24. Mai 2006, Kreisverband

Bergheim / Rhein-Erft-Kreis. Auf Einladung der sozialpolitischen Sprecherin der FDP-Kreistagsfraktion, Ingeborg Breunsbach, diskutierten vergangene Woche Mittwoch die Jugendamtsleiter der Städte, einige Ärzte des Kreisgesundheitsamtes sowie weitere Sozialpolitiker des Kreises über die Problematik der “Hochrisikokinder”. Unter Hochrisikokinder werden Kinder verstanden, deren Bindungspersonen diese nicht schätzen, sondern für sie auf Grund von mangelnder Fürsorge oder aus anderen Gründen eine Bedrohung darstellen.

Auf der Veranstaltung suchten neben den Jugendamtsleitern und Ärzten auch die ARGE und das Sozialp”diatrische Zentrum des Kreises nach gemeinsamen Wege zur Frühprävention für Hochrisikokinder gesucht werden. Außer der allgemeinen Diskussion und dem Austausch stand ein Vortrag von Dr. Dombrowski des Düsseldorfer Modells “Zukunft für Kinder” als zentraler Punkt auf der Agenda.

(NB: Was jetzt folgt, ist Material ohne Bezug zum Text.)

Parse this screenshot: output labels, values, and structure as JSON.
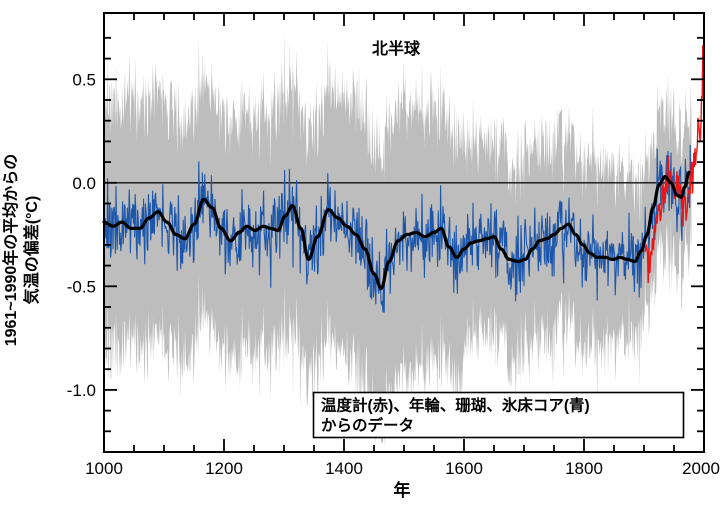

Ingeborg Breunsbach sprach im Anschluss von einem Erfolg: “Es ist uns gelungen einen guten Informationsaustausch sowie einen viel versprechenden Schritt auf dem Weg zur Etablierung einer funktionierenden Frühprävention für Hochrisikokinder aufzubauen.” Für die FDP ist dies auch ein Schritt auf dem Weg zum kinderfreundlichen Kreis.